202 Cal. App. 2d 695, 21 Cal. Rptr. 143, 1962 Cal. App. LEXIS 2533
CourtCalifornia Court of Appeal
DecidedApril 23, 1962
DocketCiv. 90
StatusPublished
Cited by7 cases

This text of 202 Cal. App. 2d 695 (Costa v. Fawcett) is published on Counsel Stack Legal Research, covering California Court of Appeal primary law. Counsel Stack provides free access to over 12 million legal documents including statutes, case law, regulations, and constitutions.

Bluebook
Costa v. Fawcett, 202 Cal. App. 2d 695, 21 Cal. Rptr. 143, 1962 Cal. App. LEXIS 2533 (Cal. Ct. App. 1962).

Opinion

CONLEY, P. J.

Harry G. Fawcett, defendant and cross-complainant, appeals from a decree quieting the title of Gertrude L. Costa, Joe R. Costa, Manuel A. Costa, Maria V. *697 Costa, Frank B. Costa and Elizabeth Anna Costa to the southeast quarter of Section 11, Township 11 south, Eange 10 east, MDB&M, less certain lands theretofore deeded for a.right of way to the Delta-Mendota Canal; he claims that the court erred in holding against him as to his asserted right to harvest the annual crops produced by a row of nut trees growing along the southerly border of the land, which were planted and have been eared for by him for some 23 years.

The complaint alleges that “Plaintiffs are the owners holding and seized of the entire interest of all that certain real property situated in the County of Merced. ...” describing in detail the quarter section less the land acquired by the Delta-Mendota Canal for its right of way.

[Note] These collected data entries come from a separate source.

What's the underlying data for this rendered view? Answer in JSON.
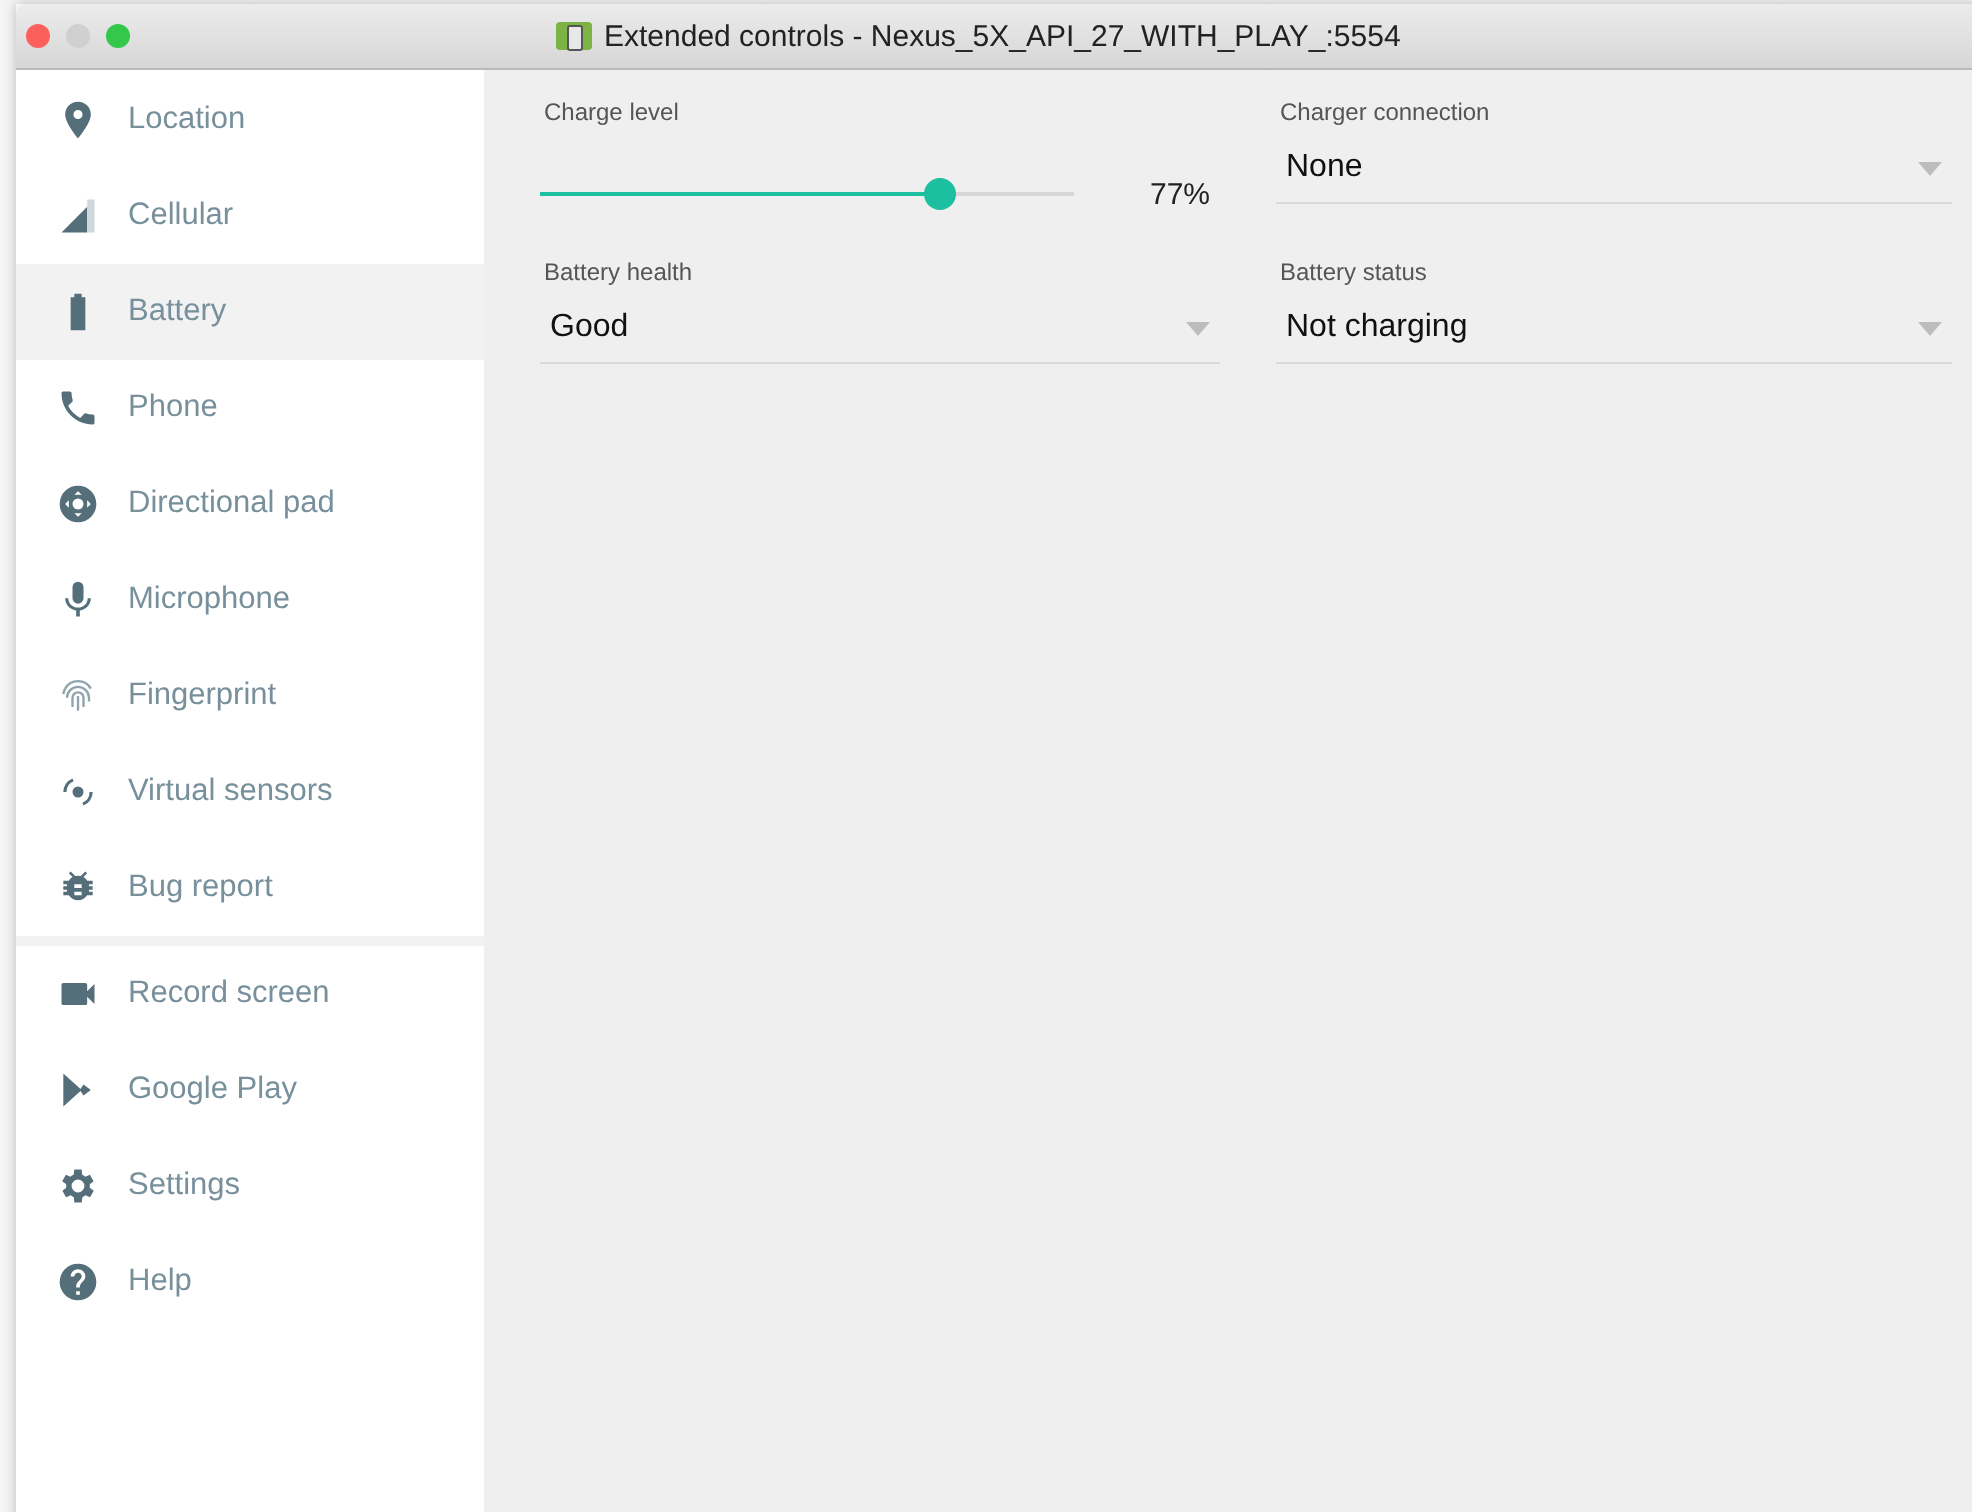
{
  "window": {
    "title": "Extended controls - Nexus_5X_API_27_WITH_PLAY_:5554"
  },
  "sidebar": {
    "groups": [
      {
        "items": [
          {
            "label": "Location",
            "selected": false
          },
          {
            "label": "Cellular",
            "selected": false
          },
          {
            "label": "Battery",
            "selected": true
          },
          {
            "label": "Phone",
            "selected": false
          },
          {
            "label": "Directional pad",
            "selected": false
          },
          {
            "label": "Microphone",
            "selected": false
          },
          {
            "label": "Fingerprint",
            "selected": false
          },
          {
            "label": "Virtual sensors",
            "selected": false
          },
          {
            "label": "Bug report",
            "selected": false
          }
        ]
      },
      {
        "items": [
          {
            "label": "Record screen",
            "selected": false
          },
          {
            "label": "Google Play",
            "selected": false
          },
          {
            "label": "Settings",
            "selected": false
          },
          {
            "label": "Help",
            "selected": false
          }
        ]
      }
    ]
  },
  "battery": {
    "charge_level": {
      "label": "Charge level",
      "level": 0.75,
      "reading": "77%"
    },
    "charger_connection": {
      "label": "Charger connection",
      "value": "None"
    },
    "battery_health": {
      "label": "Battery health",
      "value": "Good"
    },
    "battery_status": {
      "label": "Battery status",
      "value": "Not charging"
    }
  }
}
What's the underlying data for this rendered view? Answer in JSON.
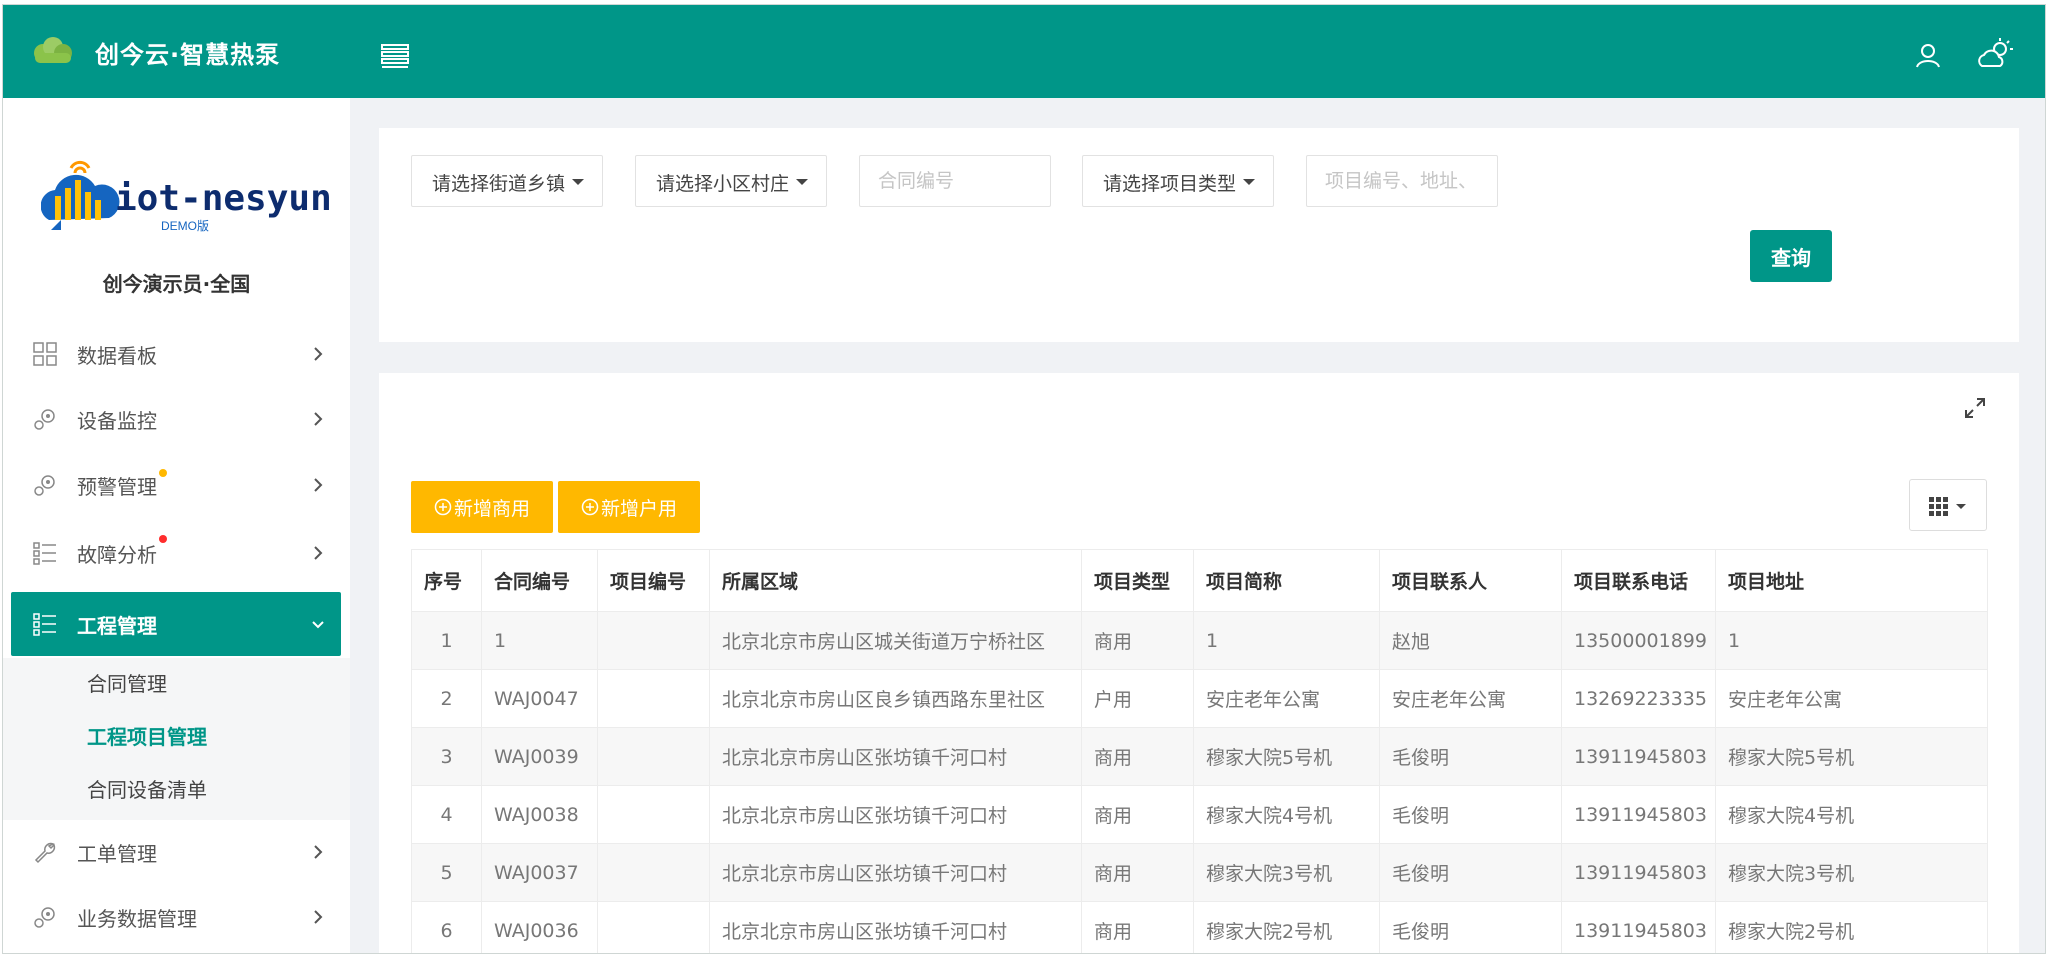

In his cross-complaint Mr. Fawcett alleges: “That cross-complainant is now and for a long time and in excess of five (5) years prior to the date of the filing of the complaint herein has been, the owner and entitled to the possession of a row of walnut trees planted and now growing along and parallel with the north side of Charleston Avenue, a public road situated in the County of Merced, State of California, said road and row of trees being along and parallel with and adjacent to the south line of the southeast quarter of Section 11, Township 11 South, Eange 10 East, MDB&M.”

The cross-complaint further avers that Charleston Avenue has been open to the public and has been in continuous and uninterrupted use by cross-complainant and by the public for in excess of 20 years, and: 1 ‘ That cross-complainant has for many years and in excess of five (5) years immediately preceding the filing of this action continuously and without interruption or interference claimed the right to use and has used said public road aforesaid and has pruned, sprayed and otherwise eared for and exercised dominion over the said walnut trees planted and growing as aforesaid, openly, notoriously and under a claim of right and adversely to the cross-defendants, and each of them, and to said cross-defendants ’ predecessors in interest.”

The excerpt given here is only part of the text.